Since then, her Global Angel Wings Project has taken off, with more than 200 sets of wings across the world. Miller said about 90 percent of her work is commissioned. The rest goes to areas of unrest, such as Juarez, Mexico, to provide a symbol of peace.

“I’d rather work with permission and be sanctioned,” Miller said. “With rogue graffiti artists, there’s a level of disrespect and arrogance that their art can live on a building they don’t own because their message is so great.”
Miller, however, refuses to compromise on one aspect: corporate branding.

When Angel City Brewery commissioned her to paint a set of wings, she obliged. When she returned to find that the company had put its own branding on the mural, she immediately asked that the added branding be taken down. (Angel City said it removed the branding, apologized to Miller and reprimanded an employee responsible).
“This isn’t an advertisement, it’s an experience,” Miller said.
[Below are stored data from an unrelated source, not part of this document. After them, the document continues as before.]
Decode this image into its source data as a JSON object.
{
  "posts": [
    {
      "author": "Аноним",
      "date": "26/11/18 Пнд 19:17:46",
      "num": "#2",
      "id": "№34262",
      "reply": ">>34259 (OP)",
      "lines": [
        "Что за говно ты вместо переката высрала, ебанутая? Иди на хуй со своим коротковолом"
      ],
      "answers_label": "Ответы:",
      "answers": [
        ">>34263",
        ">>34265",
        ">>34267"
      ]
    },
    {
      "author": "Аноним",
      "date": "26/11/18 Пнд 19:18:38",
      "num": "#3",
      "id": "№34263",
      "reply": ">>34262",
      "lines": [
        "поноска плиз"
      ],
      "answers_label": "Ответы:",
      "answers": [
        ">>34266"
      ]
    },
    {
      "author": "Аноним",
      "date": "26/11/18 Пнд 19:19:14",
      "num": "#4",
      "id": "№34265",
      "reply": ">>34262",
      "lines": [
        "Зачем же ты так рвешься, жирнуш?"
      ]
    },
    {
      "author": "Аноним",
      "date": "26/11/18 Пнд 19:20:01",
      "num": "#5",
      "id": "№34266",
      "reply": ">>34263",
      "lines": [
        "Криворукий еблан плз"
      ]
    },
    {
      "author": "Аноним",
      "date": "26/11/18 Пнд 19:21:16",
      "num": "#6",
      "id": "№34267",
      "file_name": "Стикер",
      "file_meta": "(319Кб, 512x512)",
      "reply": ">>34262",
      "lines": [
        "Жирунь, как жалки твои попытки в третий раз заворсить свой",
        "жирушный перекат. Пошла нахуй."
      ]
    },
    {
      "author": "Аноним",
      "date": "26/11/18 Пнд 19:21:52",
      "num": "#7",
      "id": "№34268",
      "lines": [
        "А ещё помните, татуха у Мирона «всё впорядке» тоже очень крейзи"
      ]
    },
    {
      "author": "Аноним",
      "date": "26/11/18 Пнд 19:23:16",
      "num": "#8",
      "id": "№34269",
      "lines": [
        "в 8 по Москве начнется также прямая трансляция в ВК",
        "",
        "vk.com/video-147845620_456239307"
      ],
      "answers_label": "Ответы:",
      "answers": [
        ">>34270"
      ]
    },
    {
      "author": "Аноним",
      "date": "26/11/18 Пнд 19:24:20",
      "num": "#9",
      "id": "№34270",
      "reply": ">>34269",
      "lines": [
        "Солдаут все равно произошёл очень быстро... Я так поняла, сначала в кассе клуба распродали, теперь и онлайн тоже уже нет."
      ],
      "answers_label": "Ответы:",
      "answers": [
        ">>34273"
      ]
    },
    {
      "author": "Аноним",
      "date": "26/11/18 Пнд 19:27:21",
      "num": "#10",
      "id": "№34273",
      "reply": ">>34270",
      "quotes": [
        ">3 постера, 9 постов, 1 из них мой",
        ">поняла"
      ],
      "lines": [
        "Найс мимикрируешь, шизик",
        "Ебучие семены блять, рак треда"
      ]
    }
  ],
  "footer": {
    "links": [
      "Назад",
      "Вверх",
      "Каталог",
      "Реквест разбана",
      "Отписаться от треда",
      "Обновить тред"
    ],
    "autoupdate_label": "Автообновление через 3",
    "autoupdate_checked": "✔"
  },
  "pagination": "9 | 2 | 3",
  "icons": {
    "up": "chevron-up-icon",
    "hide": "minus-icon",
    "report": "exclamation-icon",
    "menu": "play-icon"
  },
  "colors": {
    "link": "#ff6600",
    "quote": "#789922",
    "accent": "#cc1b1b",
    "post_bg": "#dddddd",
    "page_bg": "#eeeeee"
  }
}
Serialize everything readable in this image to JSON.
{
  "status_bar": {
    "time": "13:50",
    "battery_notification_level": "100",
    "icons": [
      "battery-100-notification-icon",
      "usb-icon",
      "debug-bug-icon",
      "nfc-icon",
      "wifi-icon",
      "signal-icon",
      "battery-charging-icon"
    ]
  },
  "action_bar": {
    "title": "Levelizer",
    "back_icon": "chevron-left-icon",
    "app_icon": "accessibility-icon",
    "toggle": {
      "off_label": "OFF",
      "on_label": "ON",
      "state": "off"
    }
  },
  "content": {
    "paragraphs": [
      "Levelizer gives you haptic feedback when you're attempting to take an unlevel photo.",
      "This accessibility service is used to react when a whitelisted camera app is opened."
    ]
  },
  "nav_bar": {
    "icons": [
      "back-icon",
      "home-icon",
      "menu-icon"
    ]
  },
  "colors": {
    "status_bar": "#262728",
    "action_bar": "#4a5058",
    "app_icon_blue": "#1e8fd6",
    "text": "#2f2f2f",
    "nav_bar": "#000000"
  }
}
For businesses, writing a check to a respected artist can be a substantial expenditure. According to Fixr, the average commission on a 20-foot by 10-foot mural is $8,020. Depending on the intricacy of the piece and the size of the wall, that number can grow up to $20,000.

Rather than pay out, some businesses are finding alternative ways to woo the Instagram scene.

Four years ago, the furniture company Cisco Home tapped its in-house marketing team, Small Green Door, to draw a mural that said “Made in LA.” Hailing it as LA’s latest Instagram-ready landmark, Cisco offered discounts to anyone who snapped a photo with the mural and posted it to Facebook using the hashtag #MadeInLAbyCisco.

Multiple LA locations of Zero Degrees, an ice cream and bubble tea chain, display a set of wings similar to Miller’s work, and the knockoff strategy appears to be working.

Patrons regularly plaster the shop’s Yelp page with photos of themselves in front of the piece. “Zero Degrees gave me wings,” wrote one customer.